Are you a person with taste? Specifically, do you possess appropriate literary taste? Hmm. That’s a pretty personal question and I know that nearly all of you will say that of course you have whatever kind of taste you want, thank you. (And I am asking this question of myself as well.)
It seems there’s always some sort of question like this: “What if, yeah, yeah, I know I’m supposed to like novels by people like Ernest Hemingway or Toni Morrison. But I just grind my teeth trying to get through them.”
Ok, ok, don’t click out of this blog just yet. I’ve got to confess that I always found trying to get through Moby Dick to be quite a slog. I did it once, actually. And it took me years before I could read Hemingway, but I did finally start reading him. So, don’t dismiss me here.
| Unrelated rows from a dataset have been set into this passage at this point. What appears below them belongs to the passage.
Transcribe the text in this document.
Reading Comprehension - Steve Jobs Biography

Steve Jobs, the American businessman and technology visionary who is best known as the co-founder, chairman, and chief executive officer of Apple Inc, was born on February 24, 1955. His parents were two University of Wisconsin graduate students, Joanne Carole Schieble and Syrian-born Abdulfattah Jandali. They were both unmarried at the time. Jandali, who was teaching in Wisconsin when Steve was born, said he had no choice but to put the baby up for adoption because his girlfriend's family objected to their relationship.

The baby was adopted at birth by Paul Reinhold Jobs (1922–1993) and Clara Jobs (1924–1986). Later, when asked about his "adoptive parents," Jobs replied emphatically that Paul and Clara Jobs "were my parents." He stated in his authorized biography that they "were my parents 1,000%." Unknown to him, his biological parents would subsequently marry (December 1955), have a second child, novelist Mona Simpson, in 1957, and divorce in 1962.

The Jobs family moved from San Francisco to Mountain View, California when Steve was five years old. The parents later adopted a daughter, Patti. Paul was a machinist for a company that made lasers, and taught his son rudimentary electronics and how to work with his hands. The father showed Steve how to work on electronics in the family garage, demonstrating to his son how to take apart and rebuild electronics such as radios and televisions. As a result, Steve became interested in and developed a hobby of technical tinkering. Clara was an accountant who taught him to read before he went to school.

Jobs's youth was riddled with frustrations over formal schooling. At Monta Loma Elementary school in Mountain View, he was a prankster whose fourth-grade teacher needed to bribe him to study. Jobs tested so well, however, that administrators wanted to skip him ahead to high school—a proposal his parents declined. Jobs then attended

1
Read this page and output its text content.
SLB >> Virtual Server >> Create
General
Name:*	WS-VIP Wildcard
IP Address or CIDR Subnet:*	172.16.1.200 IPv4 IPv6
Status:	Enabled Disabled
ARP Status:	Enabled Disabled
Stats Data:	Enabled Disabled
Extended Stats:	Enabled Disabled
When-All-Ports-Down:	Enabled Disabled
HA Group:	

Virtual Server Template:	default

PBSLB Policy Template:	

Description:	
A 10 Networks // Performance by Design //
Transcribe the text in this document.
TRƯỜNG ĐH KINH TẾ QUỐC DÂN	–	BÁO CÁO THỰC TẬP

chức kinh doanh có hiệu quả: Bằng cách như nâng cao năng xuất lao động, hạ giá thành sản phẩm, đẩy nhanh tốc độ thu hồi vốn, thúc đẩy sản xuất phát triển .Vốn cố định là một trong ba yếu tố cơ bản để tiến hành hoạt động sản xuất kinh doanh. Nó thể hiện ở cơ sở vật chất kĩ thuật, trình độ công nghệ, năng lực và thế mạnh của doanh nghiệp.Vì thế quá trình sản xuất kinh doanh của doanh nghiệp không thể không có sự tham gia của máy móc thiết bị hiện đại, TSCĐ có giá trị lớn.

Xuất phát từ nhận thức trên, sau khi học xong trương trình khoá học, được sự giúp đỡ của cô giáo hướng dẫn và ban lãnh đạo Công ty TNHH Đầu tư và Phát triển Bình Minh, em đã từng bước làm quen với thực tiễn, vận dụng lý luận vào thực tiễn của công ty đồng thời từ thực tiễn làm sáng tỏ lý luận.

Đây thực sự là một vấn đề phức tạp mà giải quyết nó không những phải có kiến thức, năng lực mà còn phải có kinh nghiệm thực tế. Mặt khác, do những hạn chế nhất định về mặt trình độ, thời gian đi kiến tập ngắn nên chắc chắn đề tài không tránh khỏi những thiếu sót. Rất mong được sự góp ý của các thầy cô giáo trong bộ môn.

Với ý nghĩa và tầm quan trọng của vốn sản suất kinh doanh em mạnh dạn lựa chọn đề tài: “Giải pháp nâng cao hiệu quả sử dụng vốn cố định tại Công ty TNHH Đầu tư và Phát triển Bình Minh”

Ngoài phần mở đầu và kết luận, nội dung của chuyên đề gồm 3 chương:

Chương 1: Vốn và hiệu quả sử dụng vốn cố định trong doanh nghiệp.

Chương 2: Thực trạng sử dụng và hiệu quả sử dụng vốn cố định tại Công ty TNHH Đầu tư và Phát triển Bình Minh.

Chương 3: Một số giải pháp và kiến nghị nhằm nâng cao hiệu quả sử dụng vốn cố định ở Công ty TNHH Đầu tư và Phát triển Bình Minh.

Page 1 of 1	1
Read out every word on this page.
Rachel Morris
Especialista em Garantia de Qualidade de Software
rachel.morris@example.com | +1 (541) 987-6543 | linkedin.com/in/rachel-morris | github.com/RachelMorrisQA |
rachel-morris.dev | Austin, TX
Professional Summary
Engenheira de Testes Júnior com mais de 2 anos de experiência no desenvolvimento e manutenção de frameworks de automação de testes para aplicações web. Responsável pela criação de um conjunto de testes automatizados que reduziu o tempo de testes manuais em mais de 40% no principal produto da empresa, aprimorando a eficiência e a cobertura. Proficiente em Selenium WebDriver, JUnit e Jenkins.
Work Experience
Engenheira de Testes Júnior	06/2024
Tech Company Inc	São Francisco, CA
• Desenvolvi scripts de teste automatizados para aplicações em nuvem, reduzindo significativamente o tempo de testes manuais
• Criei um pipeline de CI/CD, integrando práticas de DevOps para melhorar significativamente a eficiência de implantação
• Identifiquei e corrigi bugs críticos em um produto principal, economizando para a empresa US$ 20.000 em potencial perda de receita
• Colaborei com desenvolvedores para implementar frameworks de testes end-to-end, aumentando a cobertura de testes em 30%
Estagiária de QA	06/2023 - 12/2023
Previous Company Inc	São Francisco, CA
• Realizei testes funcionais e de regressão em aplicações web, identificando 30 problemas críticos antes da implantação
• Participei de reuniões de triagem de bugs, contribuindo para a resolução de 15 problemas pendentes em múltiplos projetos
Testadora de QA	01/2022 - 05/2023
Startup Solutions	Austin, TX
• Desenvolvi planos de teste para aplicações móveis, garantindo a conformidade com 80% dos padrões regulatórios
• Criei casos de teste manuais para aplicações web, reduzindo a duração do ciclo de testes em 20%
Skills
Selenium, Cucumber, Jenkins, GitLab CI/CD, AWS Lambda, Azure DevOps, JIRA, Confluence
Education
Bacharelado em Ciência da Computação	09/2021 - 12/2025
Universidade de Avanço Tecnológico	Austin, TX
Instead, let’s see about this idea of taste, good literary taste.
Is it simply enough that we know what we like whether or not we know what’s good?
Let’s get philosophical. The great English thinker David Hume (1711-1776) wrote what I’m sure he intended to be the definitive study of taste: Of the Standard of Taste. Hume is famous for, among many things, his view that “there is no disputing of tastes.” Ok, so it’s with Hume that we usually go for the common attitude that taste is definite, measurable, accountable, and that only a few possess taste.
He says, “ It is natural for us to seek a Standard of Taste; a rule, by which the various sentiments of men may be reconciled; at least, a decision, afforded, confirming one sentiment and condemning another.”
Don’t you love this? Don’t you want to be one of the people who know, who can with authority approve of one work of literature and condemn to smithereens another? I always wanted to be the guy who gave a two thumbs up to movies and two or three thumbs down to others. Alas.
Or try this idea out by our friend Hume (pronounced hmm, I think):
“Among a thousand different opinions which different men may entertain of the same subject, there is one, and but one, that is just and true; and the difficulty is to fix and ascertain it.”
I know that the temptation is just to dismiss all talk of good taste such as this from Hume, and just say something like “Everybody’s taste is different” or one person’s taste is just as good as another’s.”
But what if David Hume was right? What if there was really one standard of taste for us today in 2015? What if good taste was indisputable? What would that be like?
Why not try it out? Judge by Hume’s credo everything about you? Trust yourself.